Introducing the indicator dyes into the target neurons or neuron populations is not trivial and strongly depends on factors, such as animal age, tissue type as well as the signals to be measured (e.g. subcellular signals from dendrites of single cells vs. somatic signals from a cell population). As a consequence, labeling methods range from filling of single cells using microelectrodes to bulk loading with membrane permeable dyes. In the latter case, these dyes are injected into neuronal tissue using a micropipette. Once inside the tissue they pass the cell membrane of neurons and are accumulated within the cells. For brain slices or flat tissues, such as retina, electroporation or ballistic (“dyolistic”) methods are used as well. In addition, the full range of genetically encoded calcium-selective biosensors, expressed via a transgenic approach or using viral vectors, is also compatible with two-photon imaging.
To be able to detect calcium signals, the indicator dye needs to excited, which in a standard fluorescence microscope is usually done with visible light. In this case, one single high-energy photon is sufficient to excite one dye molecule and generate fluorescence (single photon excitation). Alternatively, the same dye molecule can also be excited using two lower energy photons (of approx. double the wavelength). Because such two-photon excitation requires the photons to arrive at the dye molecule almost simultaneously – which makes two-photon events much less likely than single-photon events – a high power, pulsed laser source is required.
The benefits, however, more than outweigh the increase in technical requirements: One advantage of using low energy photons is that they are less scattered and absorbed by biological tissue, thus can penetrate deeper into the brain. Another advantage arises from the fact that two-photon excitation only happens where the photon density is high enough – that is in a tiny volume in the focus of the microscope’s objective lens. While single (high energy) photons can excite the dye and generate fluorescence at any unspecified point of their trajectories through the tissue, the low energy photons can excite the dye and generate fluorescence exclusively in the focal volume. Therefore, by using pulsed laser light and focusing it by an objective lens one thus can very precisely determine at which spot inside the tissue excitation will happen and from which, thus, a measure of neuronal activation is taken.
Along the same lines, because with two-photon excitation fluorescence is restricted to a tiny volume, much less overall phototoxicity is generated than with single-photon excitation.
Two photon calcium imaging has been developed in anesthetized animals in vivo but is at the verge to be applied successfully in awake animals that have been trained.
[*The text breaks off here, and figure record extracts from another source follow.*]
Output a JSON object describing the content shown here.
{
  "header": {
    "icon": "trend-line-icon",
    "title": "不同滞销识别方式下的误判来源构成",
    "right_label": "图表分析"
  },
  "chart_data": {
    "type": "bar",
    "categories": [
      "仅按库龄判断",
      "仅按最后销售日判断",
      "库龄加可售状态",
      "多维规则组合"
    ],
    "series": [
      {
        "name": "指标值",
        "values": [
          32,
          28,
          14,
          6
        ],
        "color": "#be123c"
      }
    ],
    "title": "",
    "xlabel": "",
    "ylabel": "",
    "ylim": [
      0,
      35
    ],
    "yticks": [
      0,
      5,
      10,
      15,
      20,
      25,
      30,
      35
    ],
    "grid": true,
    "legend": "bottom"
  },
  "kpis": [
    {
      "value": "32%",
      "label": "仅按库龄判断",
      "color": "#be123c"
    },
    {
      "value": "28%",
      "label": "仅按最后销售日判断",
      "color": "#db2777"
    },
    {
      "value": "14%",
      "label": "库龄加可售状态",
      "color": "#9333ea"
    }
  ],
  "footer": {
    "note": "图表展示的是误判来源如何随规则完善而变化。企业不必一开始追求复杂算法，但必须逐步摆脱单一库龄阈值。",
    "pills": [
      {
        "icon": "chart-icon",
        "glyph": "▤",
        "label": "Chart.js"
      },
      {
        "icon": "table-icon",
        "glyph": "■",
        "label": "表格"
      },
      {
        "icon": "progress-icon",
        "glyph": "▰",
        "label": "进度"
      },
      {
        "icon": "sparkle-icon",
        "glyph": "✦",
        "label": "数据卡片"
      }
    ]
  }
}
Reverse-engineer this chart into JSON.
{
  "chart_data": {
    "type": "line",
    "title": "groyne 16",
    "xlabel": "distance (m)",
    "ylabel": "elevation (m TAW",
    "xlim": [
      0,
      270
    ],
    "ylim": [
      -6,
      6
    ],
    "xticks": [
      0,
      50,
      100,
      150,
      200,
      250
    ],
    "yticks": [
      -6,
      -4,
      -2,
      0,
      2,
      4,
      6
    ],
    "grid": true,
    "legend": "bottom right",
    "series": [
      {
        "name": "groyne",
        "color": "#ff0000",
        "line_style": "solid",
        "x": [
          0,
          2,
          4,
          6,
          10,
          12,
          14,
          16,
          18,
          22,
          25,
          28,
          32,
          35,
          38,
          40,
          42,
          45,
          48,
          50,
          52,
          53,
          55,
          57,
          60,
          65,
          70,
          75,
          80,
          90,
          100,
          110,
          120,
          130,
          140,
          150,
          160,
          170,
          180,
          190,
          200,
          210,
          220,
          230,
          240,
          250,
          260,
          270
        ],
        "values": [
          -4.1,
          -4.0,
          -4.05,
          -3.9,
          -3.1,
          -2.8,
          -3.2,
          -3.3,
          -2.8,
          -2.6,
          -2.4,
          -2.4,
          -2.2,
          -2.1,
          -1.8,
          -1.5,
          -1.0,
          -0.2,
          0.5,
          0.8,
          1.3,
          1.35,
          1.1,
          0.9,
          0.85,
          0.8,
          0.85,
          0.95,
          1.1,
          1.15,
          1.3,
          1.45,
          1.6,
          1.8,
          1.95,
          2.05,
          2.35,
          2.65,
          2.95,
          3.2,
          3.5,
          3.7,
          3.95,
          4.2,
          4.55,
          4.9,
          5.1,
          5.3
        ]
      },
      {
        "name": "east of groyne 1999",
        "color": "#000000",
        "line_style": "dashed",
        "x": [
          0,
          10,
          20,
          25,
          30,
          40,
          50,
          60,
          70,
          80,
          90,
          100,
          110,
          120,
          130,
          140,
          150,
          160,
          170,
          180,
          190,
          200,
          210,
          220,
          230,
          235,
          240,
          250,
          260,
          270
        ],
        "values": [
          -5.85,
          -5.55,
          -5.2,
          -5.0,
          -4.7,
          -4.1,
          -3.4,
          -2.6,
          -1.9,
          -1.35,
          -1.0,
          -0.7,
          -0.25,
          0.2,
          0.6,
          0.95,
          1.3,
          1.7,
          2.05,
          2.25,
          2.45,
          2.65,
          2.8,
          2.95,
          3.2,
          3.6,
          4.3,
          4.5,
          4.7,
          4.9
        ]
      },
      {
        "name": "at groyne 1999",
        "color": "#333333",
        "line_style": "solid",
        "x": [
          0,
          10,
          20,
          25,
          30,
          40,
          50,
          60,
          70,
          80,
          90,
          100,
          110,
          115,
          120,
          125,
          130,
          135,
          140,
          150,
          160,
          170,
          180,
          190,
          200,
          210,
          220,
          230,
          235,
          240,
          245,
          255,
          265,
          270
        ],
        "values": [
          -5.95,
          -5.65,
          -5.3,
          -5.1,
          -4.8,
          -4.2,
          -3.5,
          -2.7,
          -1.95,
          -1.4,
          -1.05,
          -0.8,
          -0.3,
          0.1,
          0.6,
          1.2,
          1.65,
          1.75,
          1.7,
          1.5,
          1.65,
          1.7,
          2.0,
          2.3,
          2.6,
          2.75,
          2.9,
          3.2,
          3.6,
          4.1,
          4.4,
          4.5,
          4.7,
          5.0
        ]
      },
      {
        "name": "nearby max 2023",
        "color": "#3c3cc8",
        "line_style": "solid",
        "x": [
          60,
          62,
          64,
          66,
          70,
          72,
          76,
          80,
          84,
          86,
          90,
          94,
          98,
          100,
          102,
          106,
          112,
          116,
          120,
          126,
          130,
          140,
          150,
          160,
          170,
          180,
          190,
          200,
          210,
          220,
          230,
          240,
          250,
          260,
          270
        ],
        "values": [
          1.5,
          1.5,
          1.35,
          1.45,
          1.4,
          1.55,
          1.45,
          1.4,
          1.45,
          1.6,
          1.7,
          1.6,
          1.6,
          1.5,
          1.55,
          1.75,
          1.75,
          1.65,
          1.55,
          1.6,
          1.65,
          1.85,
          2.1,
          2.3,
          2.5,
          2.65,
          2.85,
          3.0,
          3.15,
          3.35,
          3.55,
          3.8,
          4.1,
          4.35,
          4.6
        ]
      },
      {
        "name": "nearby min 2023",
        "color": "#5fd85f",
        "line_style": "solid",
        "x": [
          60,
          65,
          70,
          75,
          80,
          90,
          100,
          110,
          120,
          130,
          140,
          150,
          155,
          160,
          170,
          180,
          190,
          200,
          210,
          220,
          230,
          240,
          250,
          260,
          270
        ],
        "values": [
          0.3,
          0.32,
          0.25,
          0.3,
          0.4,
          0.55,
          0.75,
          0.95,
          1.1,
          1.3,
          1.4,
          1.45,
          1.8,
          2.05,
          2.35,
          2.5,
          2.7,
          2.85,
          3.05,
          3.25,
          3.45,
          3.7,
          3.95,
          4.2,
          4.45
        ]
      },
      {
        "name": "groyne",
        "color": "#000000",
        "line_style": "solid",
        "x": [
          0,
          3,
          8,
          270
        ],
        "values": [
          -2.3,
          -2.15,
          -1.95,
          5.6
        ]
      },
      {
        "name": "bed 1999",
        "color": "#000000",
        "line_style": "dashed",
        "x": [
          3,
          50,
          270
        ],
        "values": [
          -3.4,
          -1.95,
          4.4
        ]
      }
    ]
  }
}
Important precondition for imaging in trained animals is the development of calcium dyes that are either non-toxic or are genetically programmed and transfected by virus, and thus allow repetitive imaging.
Another field where two-photon imaging has proven to be extremely valuable is retina research. With conventional single-photon microscopy, the wavelengths used for fluorescence excitation of currently available dyes range roughly from 350–700 nm. However, these wavelengths are also efficiently absorbed by retinal photopigments and, thus, strongly excite (and even bleach) photoreceptors. As a result, the light used to generate fluorescence also leads to a saturating light response in the photoreceptors and effectively blinds the retina to visual stimulation. One way out of this dilemma is to make use of the fact that two-photon microscopy employs long wavelengths – up into the infrared range (900 nm and longer) – for dye excitation. Because wavelengths > 900 nm are is very inefficiently absorbed by photoreceptors, it is possible to use two-photon imaging with fluorescence-based tools to study retinal neurons and their response to visual stimuli – presented by a separate visible light stimulator – in the functionally intact (isolated) retina.